It’s not always possible to see every play. They are not complete on the page, certainly in contemporary theatre where plays can be more collaboratively made than ever before. However, this initiative (in its third year) encourages us (and hopefully others) to read more widely.And, as achieved in 2015, we shall try to choose 26 male playwrights and 26 female playwrights for our play choices. The plays from the first half of this year can be seen here.
Week 37: Stephen Karam’s The Humans (2014)
This year’s Tony winner for Best Play was The Humans by Stephen Karam. Played out in one scene, the play is about the Blake family coming to New York to have Thanksgiving with Erik’s youngest daughter and her partner in their new Chinatown duplex.
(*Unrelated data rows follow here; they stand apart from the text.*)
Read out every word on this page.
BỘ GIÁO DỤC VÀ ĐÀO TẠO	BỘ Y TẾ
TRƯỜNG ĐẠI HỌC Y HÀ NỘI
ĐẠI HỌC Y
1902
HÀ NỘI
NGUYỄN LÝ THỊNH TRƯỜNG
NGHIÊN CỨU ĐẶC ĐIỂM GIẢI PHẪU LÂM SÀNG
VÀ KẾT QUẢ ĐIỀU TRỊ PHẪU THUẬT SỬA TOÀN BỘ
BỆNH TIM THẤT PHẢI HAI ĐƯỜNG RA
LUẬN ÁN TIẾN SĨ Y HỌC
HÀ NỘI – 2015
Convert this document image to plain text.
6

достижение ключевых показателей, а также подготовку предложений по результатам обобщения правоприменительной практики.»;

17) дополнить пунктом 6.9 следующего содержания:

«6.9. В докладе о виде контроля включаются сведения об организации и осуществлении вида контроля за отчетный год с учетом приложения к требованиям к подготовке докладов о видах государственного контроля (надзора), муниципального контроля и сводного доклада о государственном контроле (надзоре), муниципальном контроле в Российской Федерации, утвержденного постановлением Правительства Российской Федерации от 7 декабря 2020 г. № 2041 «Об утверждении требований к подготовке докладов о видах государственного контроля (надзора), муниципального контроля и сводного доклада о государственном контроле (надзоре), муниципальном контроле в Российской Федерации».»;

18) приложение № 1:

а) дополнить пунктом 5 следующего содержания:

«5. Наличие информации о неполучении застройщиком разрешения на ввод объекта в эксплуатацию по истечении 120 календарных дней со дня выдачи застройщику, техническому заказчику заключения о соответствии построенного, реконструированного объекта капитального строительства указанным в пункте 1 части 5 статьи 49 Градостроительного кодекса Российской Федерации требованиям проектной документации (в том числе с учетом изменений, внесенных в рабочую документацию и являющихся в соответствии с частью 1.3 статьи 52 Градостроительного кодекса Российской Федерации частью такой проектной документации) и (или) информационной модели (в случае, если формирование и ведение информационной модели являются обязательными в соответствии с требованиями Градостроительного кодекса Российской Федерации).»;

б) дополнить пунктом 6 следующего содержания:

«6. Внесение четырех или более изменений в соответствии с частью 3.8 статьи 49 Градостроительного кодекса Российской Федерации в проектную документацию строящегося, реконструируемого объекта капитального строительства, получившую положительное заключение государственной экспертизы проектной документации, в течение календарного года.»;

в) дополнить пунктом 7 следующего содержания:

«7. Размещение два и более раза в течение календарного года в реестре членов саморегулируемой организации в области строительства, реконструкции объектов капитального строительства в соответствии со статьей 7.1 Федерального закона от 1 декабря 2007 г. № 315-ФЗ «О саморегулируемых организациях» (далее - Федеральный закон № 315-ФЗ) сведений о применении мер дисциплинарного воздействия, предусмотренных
Erik has been having nightmares and is struggling with his back; his wife Deidre has been helping the Bhutanese refugees back home in small town Scranton, PA; their eldest daughter Aimee has broken up with her long term girlfriend and has intestinal problems; youngest daughter Brigid is struggling to pursue her dream career whilst trying to cover the bills; her older boyfriend Richard is back in college and pushing 40. I don’t want to drop any spoilers but suffice to say Karam paints a well-observed, warm portrait of family life, with all its imperfections, in-jokes, strange traditions, tensions and worries. It strikes a chord on many levels, whether we recognise worries about money or elderly relatives, ill health or being out of work.
Karam’s text is meticulously detailed. Characters interrupt each other, overlap, trail off and repeat themselves. There might be a conversation going on in one room while another is happening in another room – or other floor. That brings me to the other really distinct feature of The Humans: it is set over two floors, each with separate rooms so we can wander our attentions into whichever room we wish. It’s a slow-burner of a play, but over the course of the get-together, we learn how the events of 9/11 still haunt this family, we hear the daughters rebelling against their parents especially concerning views on religion and marriage, and we see the Blakes’ familial instinct to help each other out. On one level this play is an insightful psychological family drama but it also operates on another, more ambivalent and mysterious level. Karam blends concrete family drama with elements of the supernatural. It is gripping until its uncanny, moving end. I wonder if we’ll see it in London sometime soon.